Executive Committee Charter

Members
David A. Dunbar, Chairman
Charles H. Cannon, Jr.
Roger L. Fix
Thomas J. Hansen

STATUS
The Executive Committee is a standing committee of the Board of Directors of Standex International Corporation (the “Company”).

Membership
The Executive Committee shall consist of not fewer than three nor more than six members who shall serve at the pleasure of the Board and shall be subject to the control and direction of the Board.

The members of the Executive Committee shall serve until their successors are appointed and qualify. The members of the Committee shall be appointed on the recommendation of the Board’s Corporate Governance/Nominating Committee. The Board shall have the power at any time to change the membership of the Executive Committee and to fill vacancies in it. Except as expressly provided in this Charter or the by-laws of the Company or the Corporate Governance Guidelines of the Company, the Executive Committee shall fix its own rules of procedure.

Purpose
The Executive Committee shall be responsible for the management of the business and affairs of the Corporation on behalf of the Board of Directors, from time to time, as necessary between regularly scheduled meetings of the Board of Directors.
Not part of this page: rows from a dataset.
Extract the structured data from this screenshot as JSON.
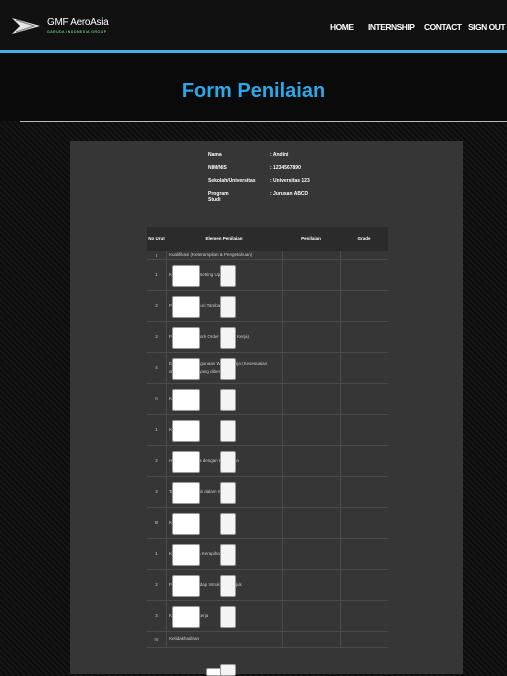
{
  "header": {
    "logo_text": "GMF AeroAsia",
    "logo_tagline": "GARUDA INDONESIA GROUP",
    "nav": [
      "HOME",
      "INTERNSHIP",
      "CONTACT",
      "SIGN OUT"
    ],
    "accent": "#3fb3e8"
  },
  "page": {
    "title": "Form Penilaian",
    "title_color": "#2aa8e8"
  },
  "student": {
    "rows": [
      {
        "label": "Nama",
        "value": ": Andini"
      },
      {
        "label": "NIM/NIS",
        "value": ": 1234567890"
      },
      {
        "label": "Sekolah/Universitas",
        "value": ": Universitas 123"
      },
      {
        "label": "Program Studi",
        "value": ": Jurusan ABCD"
      }
    ]
  },
  "table": {
    "headers": {
      "no": "No Urut",
      "element": "Elemen Penilaian",
      "score": "Penilaian",
      "grade": "Grade"
    },
    "rows": [
      {
        "no": "I",
        "element": "Kualifikasi (Keterampilan & Pengetahuan)",
        "inputs": false
      },
      {
        "no": "1",
        "element": "Keterampilan / Setting Up",
        "inputs": true
      },
      {
        "no": "2",
        "element": "Pemahaman Teori Tambahan",
        "inputs": true
      },
      {
        "no": "3",
        "element": "Pemahaman Work Order (Proses Kerja)",
        "inputs": true
      },
      {
        "no": "4",
        "element": "Efektifitas Penggunaan Waktu Kerja (Kesesuaian dengan Waktu yang diberikan)",
        "inputs": true
      },
      {
        "no": "II",
        "element": "Kedisiplinan",
        "inputs": true
      },
      {
        "no": "1",
        "element": "Kedisiplinan",
        "inputs": true
      },
      {
        "no": "2",
        "element": "Hubungan Kerja dengan Karyawan",
        "inputs": true
      },
      {
        "no": "3",
        "element": "Tanggung Jawab dalam Waktu",
        "inputs": true
      },
      {
        "no": "III",
        "element": "Kreativitas",
        "inputs": true
      },
      {
        "no": "1",
        "element": "Kebersihan dan Kerapihan Kerja",
        "inputs": true
      },
      {
        "no": "2",
        "element": "Perhatian terhadap Intruksi/Petunjuk",
        "inputs": true
      },
      {
        "no": "3",
        "element": "Kelancaran Bekerja",
        "inputs": true
      },
      {
        "no": "IV",
        "element": "Ketidakhadiran",
        "inputs": false
      }
    ]
  }
}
Responsibilities and Duties
The Executive Committee shall have all the power and authority of the Board in the management of the business and affairs of the Corporation, consistent with the directives and policies established from time to time by the Board, and shall act in a general and advisory capacity to management, provided, however, that the Executive Committee shall not have the power or authority to:

(1) amend the Certificate of Incorporation or the By-Laws of the Corporation;

(2) adopt an agreement of merger or consolidation;

(3) recommend to the stockholders the sale, lease or exchange of all or substantially all of the property and assets of the Corporation;

(4) recommend to the stockholders a dissolution of the Corporation or a revocation of a dissolution; and, unless specifically authorized by a vote of the Board, the Executive Committee shall not have the power or authority to:

(5) declare a dividend;

(6) authorize the issuance of stock or to grant options or warrants with respect to stock;

(7) sell, in any one transaction, assets of the Corporation having a fair market value (as determined by the Committee) of more than $10 million at the time of sale;

(8) purchase, in any one transaction, securities or assets having a fair market value (as determined by the Committee) of more than $10 million at the time of purchase;

(9) lease, in any one transaction, property or assets having an aggregate rental cost, on a present value basis, of more than $10 million at the time of lease;

(10) authorize, in any one transaction, the incurrence of indebtedness of more than $10 million principal amount.

Meetings
The Executive Committee shall meet as often as its membership shall deem appropriate to carry out its functions.

Reports
The Executive Committee shall:

Report to the Board on its activities at Board meetings, as appropriate.

Review and reassess the adequacy of this Charter as needed and recommend any proposed changes to the Board of Directors for approval.